Далеко южнее Самбии в своем замке в городе Плоцке томился в ожидании князь Мазовии и Куявии Конрад. Польша, как, впрочем, и вся Европа в те времена, была раздираема смутой и бесконечными войнами. И только ему — достойнейшему из достойных — князю Конраду Мазовецкому суждено было, по его мнению, объединить под своими хоругвями великую страну. Тогда ничего не сможет удержать его и от покорения богатой дикой Пруссии. А пока, к стыду своему, он вынужден вести тайные переговоры с погаными язычниками и, более того, униженно просить их о помощи.

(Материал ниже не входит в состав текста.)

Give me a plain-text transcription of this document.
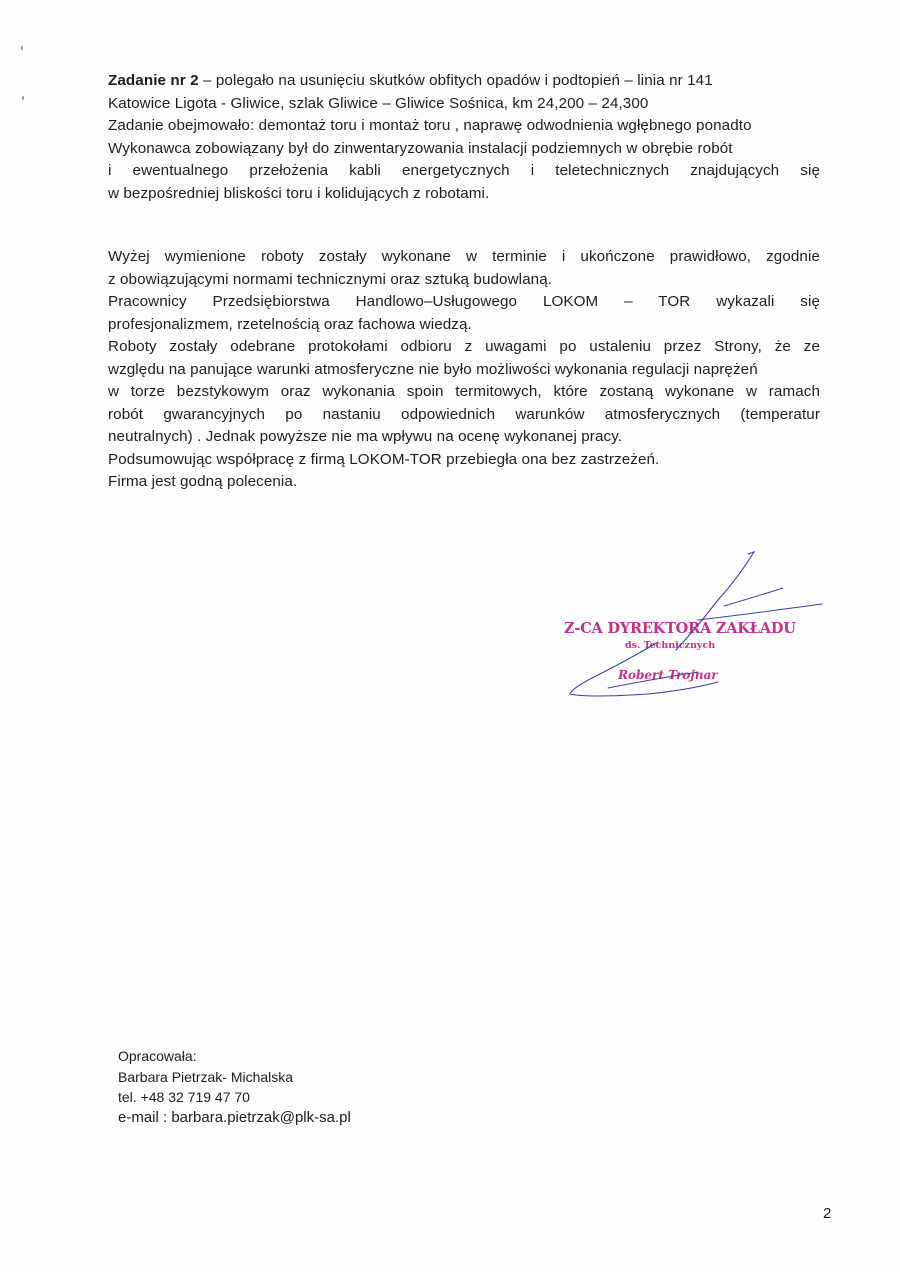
Zadanie nr 2 – polegało na usunięciu skutków obfitych opadów i podtopień – linia nr 141
Katowice Ligota - Gliwice, szlak Gliwice – Gliwice Sośnica, km 24,200 – 24,300
Zadanie obejmowało: demontaż toru i montaż toru , naprawę odwodnienia wgłębnego ponadto
Wykonawca zobowiązany był do zinwentaryzowania instalacji podziemnych w obrębie robót
i ewentualnego przełożenia kabli energetycznych i teletechnicznych znajdujących się
w bezpośredniej bliskości toru i kolidujących z robotami.
Wyżej wymienione roboty zostały wykonane w terminie i ukończone prawidłowo, zgodnie
z obowiązującymi normami technicznymi oraz sztuką budowlaną.
Pracownicy Przedsiębiorstwa Handlowo–Usługowego LOKOM – TOR wykazali się
profesjonalizmem, rzetelnością oraz fachowa wiedzą.
Roboty zostały odebrane protokołami odbioru z uwagami po ustaleniu przez Strony, że ze
względu na panujące warunki atmosferyczne nie było możliwości wykonania regulacji naprężeń
w torze bezstykowym oraz wykonania spoin termitowych, które zostaną wykonane w ramach
robót gwarancyjnych po nastaniu odpowiednich warunków atmosferycznych (temperatur
neutralnych) . Jednak powyższe nie ma wpływu na ocenę wykonanej pracy.
Podsumowując współpracę z firmą LOKOM-TOR przebiegła ona bez zastrzeżeń.
Firma jest godną polecenia.
Z-CA DYREKTORA ZAKŁADU
ds. Technicznych
Robert Trojnar
Opracowała:
Barbara Pietrzak- Michalska
tel. +48 32 719 47 70
e-mail : barbara.pietrzak@plk-sa.pl
2
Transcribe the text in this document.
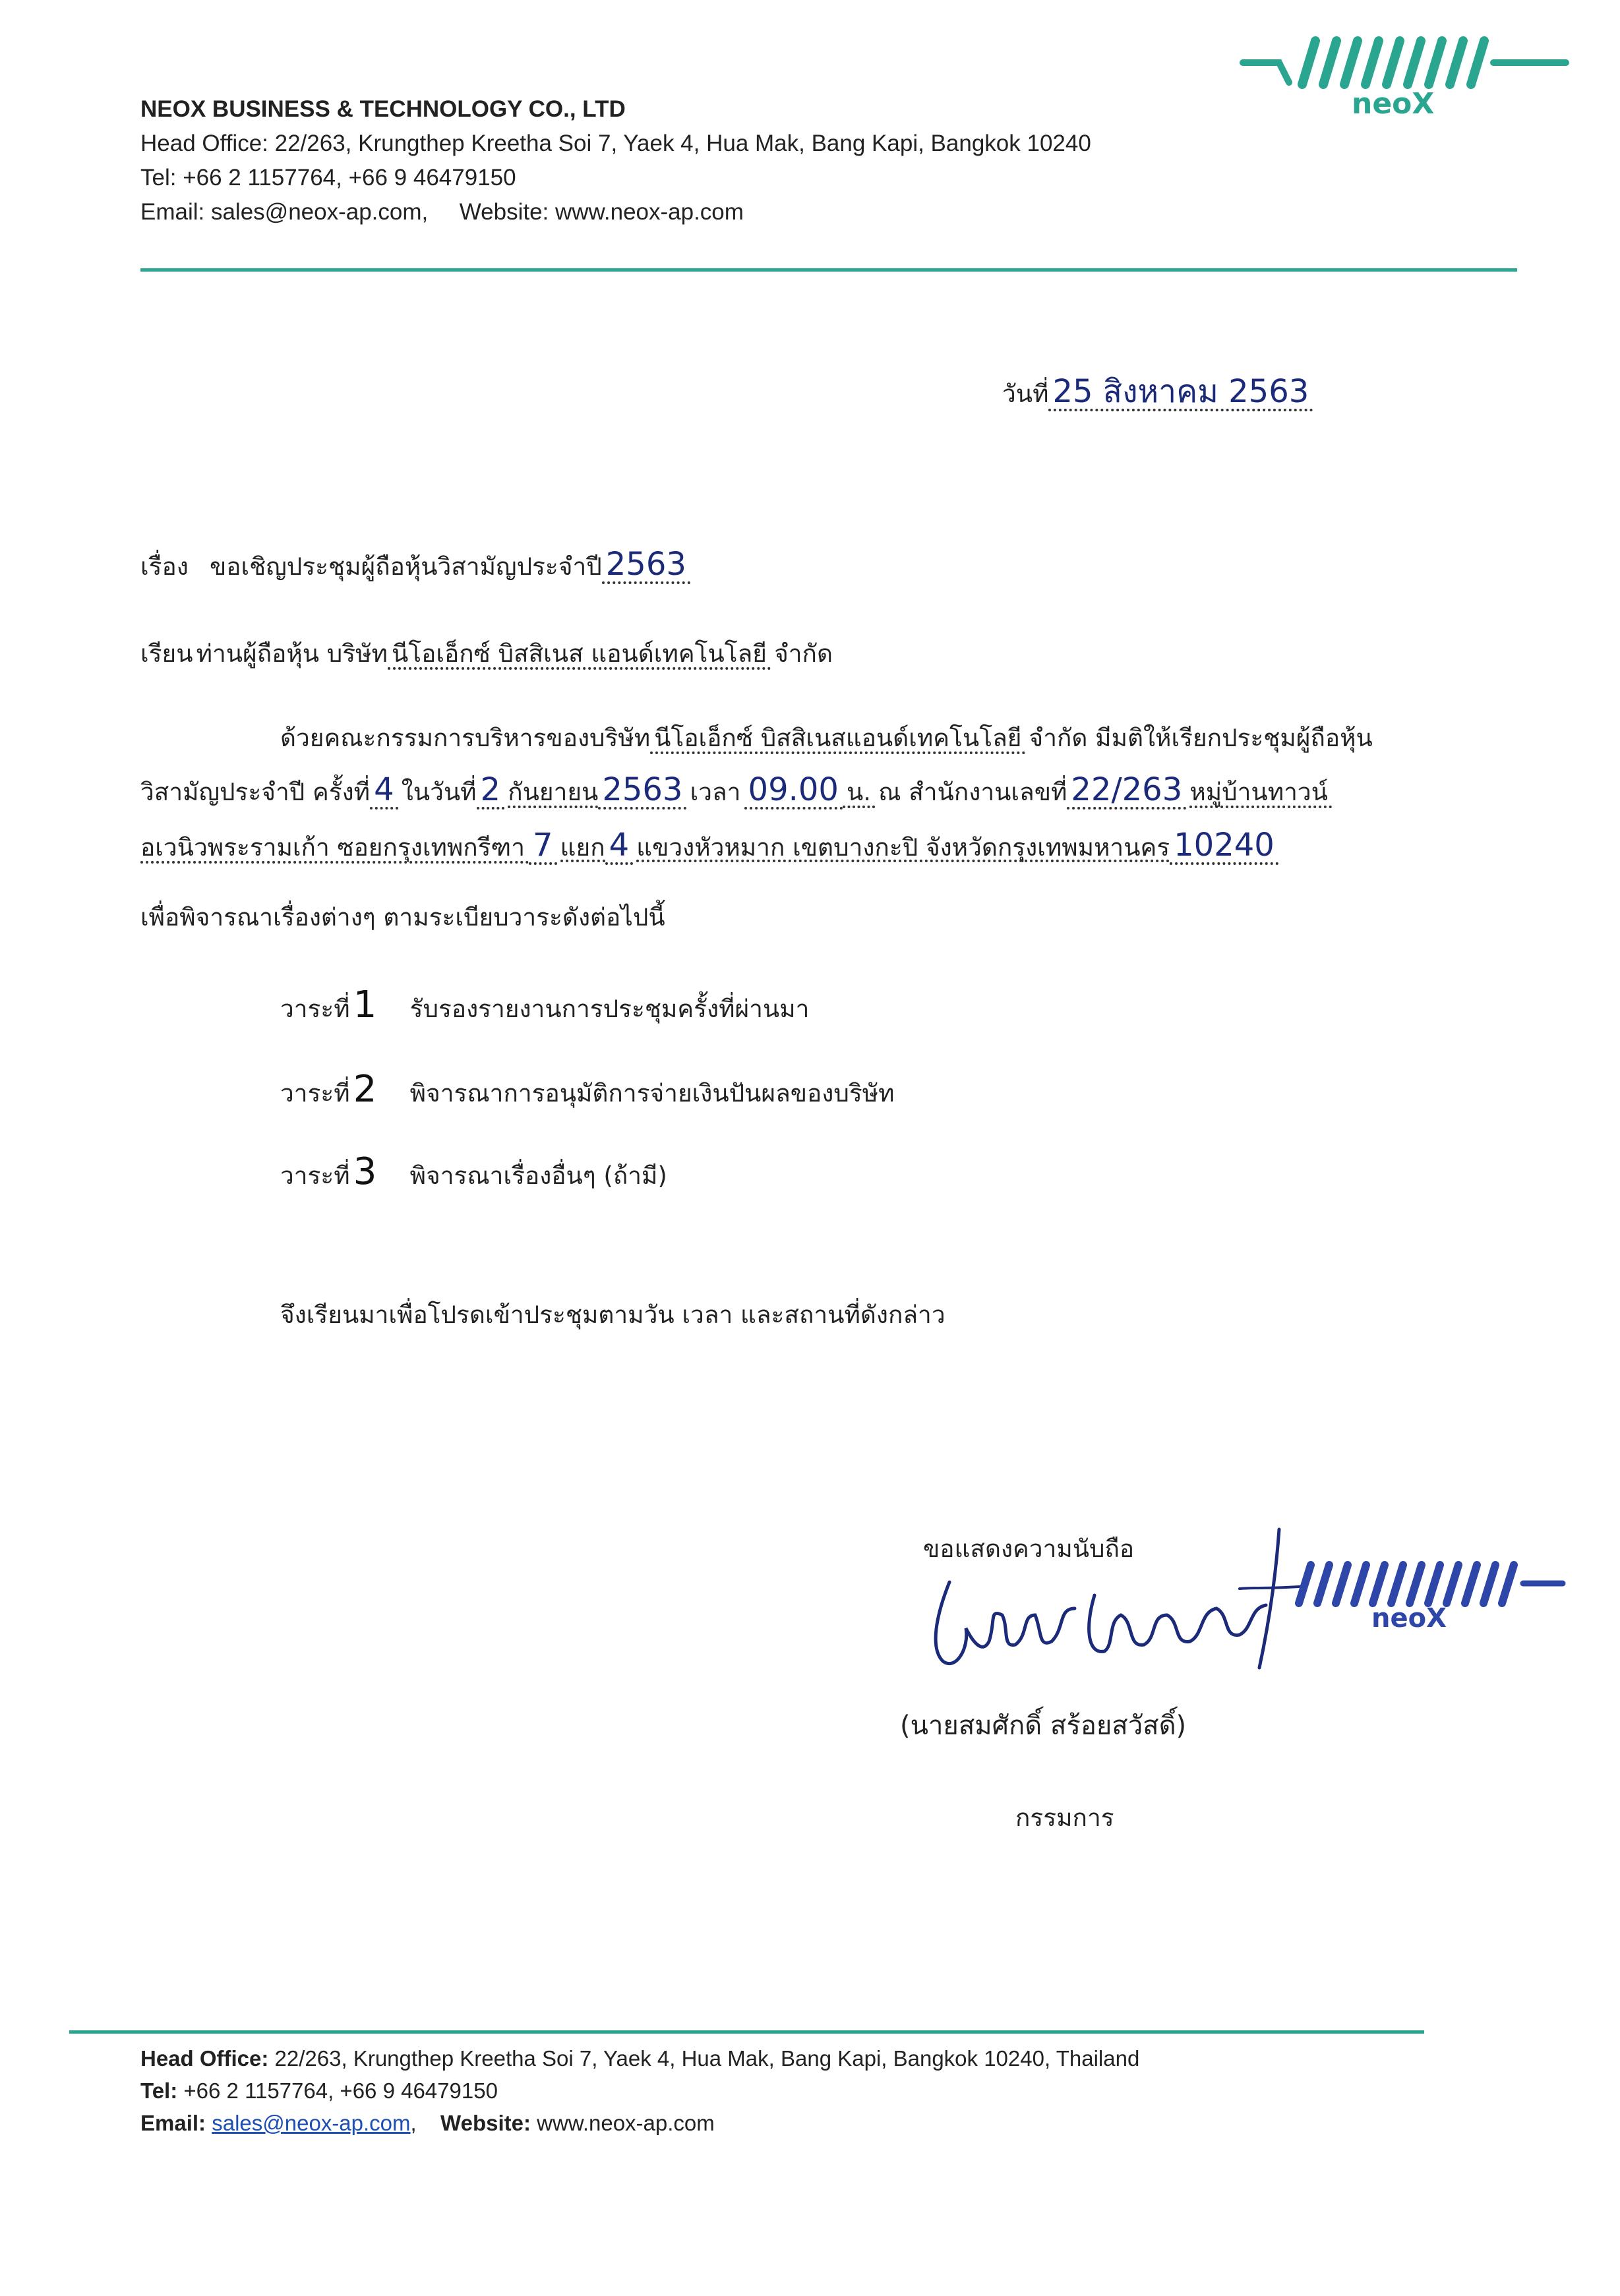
neoX
NEOX BUSINESS & TECHNOLOGY CO., LTD
Head Office: 22/263, Krungthep Kreetha Soi 7, Yaek 4, Hua Mak, Bang Kapi, Bangkok 10240
Tel: +66 2 1157764, +66 9 46479150
Email: sales@neox-ap.com, Website: www.neox-ap.com
วันที่ 25 สิงหาคม 2563
เรื่อง ขอเชิญประชุมผู้ถือหุ้นวิสามัญประจำปี 2563
เรียน ท่านผู้ถือหุ้น บริษัท นีโอเอ็กซ์ บิสสิเนส แอนด์เทคโนโลยี จำกัด
ด้วยคณะกรรมการบริหารของบริษัท นีโอเอ็กซ์ บิสสิเนสแอนด์เทคโนโลยี จำกัด มีมติให้เรียกประชุมผู้ถือหุ้น
วิสามัญประจำปี ครั้งที่ 4 ในวันที่ 2 กันยายน 2563 เวลา 09.00 น. ณ สำนักงานเลขที่ 22/263 หมู่บ้านทาวน์
อเวนิวพระรามเก้า ซอยกรุงเทพกรีฑา 7 แยก 4 แขวงหัวหมาก เขตบางกะปิ จังหวัดกรุงเทพมหานคร 10240
เพื่อพิจารณาเรื่องต่างๆ ตามระเบียบวาระดังต่อไปนี้
วาระที่ 1 รับรองรายงานการประชุมครั้งที่ผ่านมา
วาระที่ 2 พิจารณาการอนุมัติการจ่ายเงินปันผลของบริษัท
วาระที่ 3 พิจารณาเรื่องอื่นๆ (ถ้ามี)
จึงเรียนมาเพื่อโปรดเข้าประชุมตามวัน เวลา และสถานที่ดังกล่าว
ขอแสดงความนับถือ
neoX
(นายสมศักดิ์ สร้อยสวัสดิ์)
กรรมการ
Head Office: 22/263, Krungthep Kreetha Soi 7, Yaek 4, Hua Mak, Bang Kapi, Bangkok 10240, Thailand
Tel: +66 2 1157764, +66 9 46479150
Email: sales@neox-ap.com, Website: www.neox-ap.com
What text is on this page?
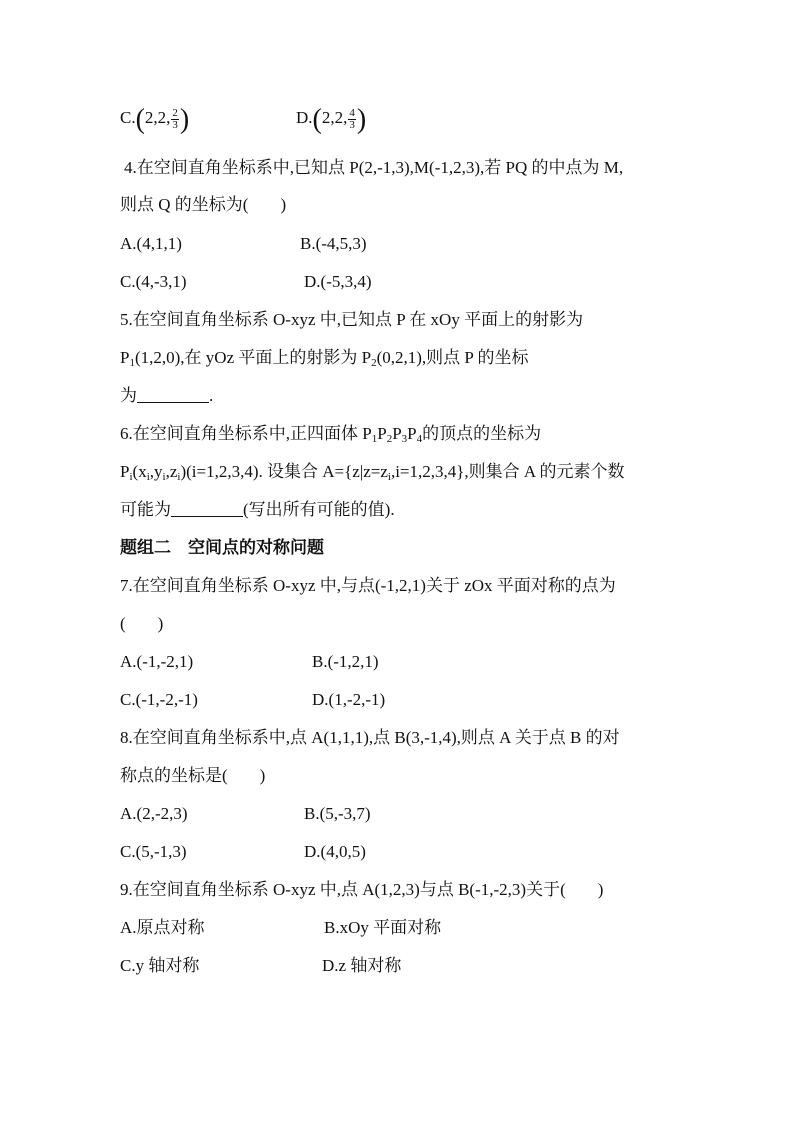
C.(2,2, $\frac{2}{3}$ )	D.(2,2, $\frac{4}{3}$ )
4.在空间直角坐标系中,已知点 P(2,-1,3),M(-1,2,3),若 PQ 的中点为 M,
则点 Q 的坐标为( )
A.(4,1,1)	B.(-4,5,3)
C.(4,-3,1)	D.(-5,3,4)
5.在空间直角坐标系 O-xyz 中,已知点 P 在 xOy 平面上的射影为
$P_1(1,2,0)$,在 yOz 平面上的射影为 $P_2(0,2,1)$,则点 P 的坐标
为	.
6.在空间直角坐标系中,正四面体 $P_1P_2P_3P_4$的顶点的坐标为
$P_i(x_i,y_i,z_i)(i=1,2,3,4)$. 设集合 $A=\{z|z=z_i,i=1,2,3,4\}$,则集合 A 的元素个数
可能为	(写出所有可能的值).
题组二　空间点的对称问题
7.在空间直角坐标系 O-xyz 中,与点(-1,2,1)关于 zOx 平面对称的点为
( )
A.(-1,-2,1)	B.(-1,2,1)
C.(-1,-2,-1)	D.(1,-2,-1)
8.在空间直角坐标系中,点 A(1,1,1),点 B(3,-1,4),则点 A 关于点 B 的对
称点的坐标是( )
A.(2,-2,3)	B.(5,-3,7)
C.(5,-1,3)	D.(4,0,5)
9.在空间直角坐标系 O-xyz 中,点 A(1,2,3)与点 B(-1,-2,3)关于( )
A.原点对称	B.xOy 平面对称
C.y 轴对称	D.z 轴对称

Более месяца назад тайные послы Мазовецкого посетили Верховного Жреца пруссов и передали, кроме всяких дружеских подарков и заверений в преданности, просьбу выступить с войсками на Леха Белого, князя сандомирского и краковского, — брата Конрада. Несколько раньше с такой же просьбой послы Мазовецкого побывали и у Даниила Романовича Галицкого. Тот согласился выставить несколько полков при условии, что соблазнительно богатый Краков будут брать именно его витязи. Мазовецкий и сам был не прочь поживиться в столице брата, но пошел на жертву во имя окончательной цели своего плана — стать единовластным правителем Польши.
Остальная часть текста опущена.